Leaders pick up the phone, a shovel or a checkbook — and get on with it.

What is leadership? Who is a leader? Such words are fuzzy and overused. Imprecise. It is one of those adjectives or identifiers that are best demonstrated by pointing — to a person or an accomplishment. A true leader succeeds not only in a public way, but in the more private ways of personal example. We all know that true leadership leads to positive results, to change. We all know examples of how lack of leadership brings failure.

A few disparate pieces of news this past week shows the importance in leadership in identifying problems and finding the means to solve them. The latest issue of Boeing’s magazine, Frontiers, includes a story about the deliberate effort made by the company to define and encourage leadership. Boeing has classes for employees at every level to find and nurture those qualities. For behind every successful company is a group of leaders who recognize that true success comes from ensuring a legacy of leadership that will continue when they are gone.

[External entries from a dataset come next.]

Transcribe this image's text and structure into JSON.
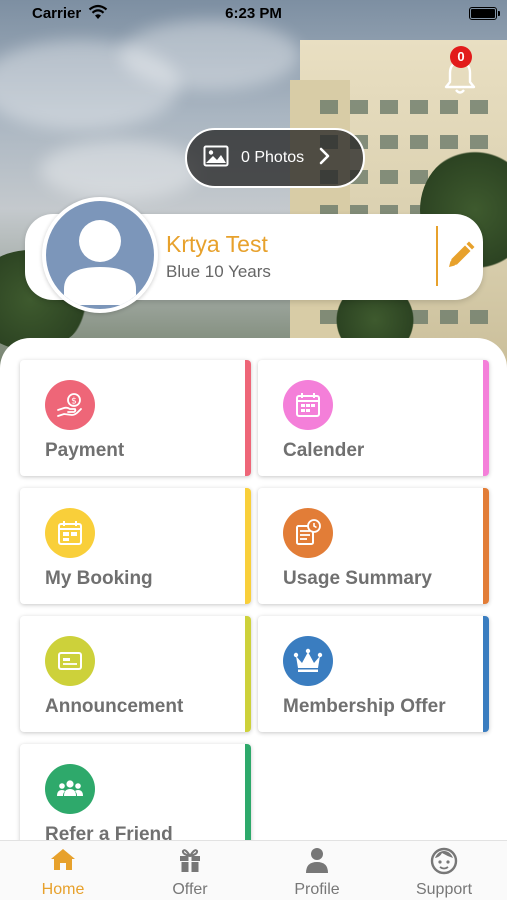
{
  "status_bar": {
    "carrier": "Carrier",
    "time": "6:23 PM"
  },
  "notifications": {
    "badge_count": "0"
  },
  "photos": {
    "label": "0 Photos"
  },
  "profile": {
    "name": "Krtya Test",
    "tier": "Blue 10 Years"
  },
  "menu": {
    "payment": "Payment",
    "calender": "Calender",
    "my_booking": "My Booking",
    "usage_summary": "Usage Summary",
    "announcement": "Announcement",
    "membership_offer": "Membership Offer",
    "refer_a_friend": "Refer a Friend"
  },
  "tabbar": {
    "home": "Home",
    "offer": "Offer",
    "profile": "Profile",
    "support": "Support"
  },
  "colors": {
    "accent": "#e7a12c",
    "payment": "#ee6678",
    "calender": "#f47fd9",
    "my_booking": "#f9cf3a",
    "usage_summary": "#e27d37",
    "announcement": "#cdd13a",
    "membership_offer": "#3a7dc0",
    "refer_a_friend": "#2ea96b"
  },
  "icons": {
    "payment": "hand-coin-icon",
    "calender": "calendar-icon",
    "my_booking": "booking-calendar-icon",
    "usage_summary": "usage-clock-icon",
    "announcement": "announcement-card-icon",
    "membership_offer": "crown-icon",
    "refer_a_friend": "group-icon"
  }
}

Within our own community, lessons in leadership come from everywhere. They are teachers, mentors, church members, neighbors, friends. They are people we may see only on the Sabbath, at the gym or at the library. But they are there — sometimes a bit hidden behind a desk, a pulpit or a uniform. They are the ones that make everyone feel included, joined by a common need.

They are people who step up to volunteer, whether it be making a meal for those whose loved one is enduring a long hospital stay or planting trees. They call in others to help. They make cards to sell to benefit pet shelters or drum up support for political candidates or referendums. They scrape up funds for wheelchairs or soccer balls; pack phone books to mail; offer their book shop for fund raising events; their home to international students or pull together friends to make and distribute peanut butter sandwiches to the homeless in Seattle.

They are people who see a problem or an issue and set out to do something about it. They pick up the phone, a shovel or their checkbook and get on with it. We are lucky to have so many of those people right here.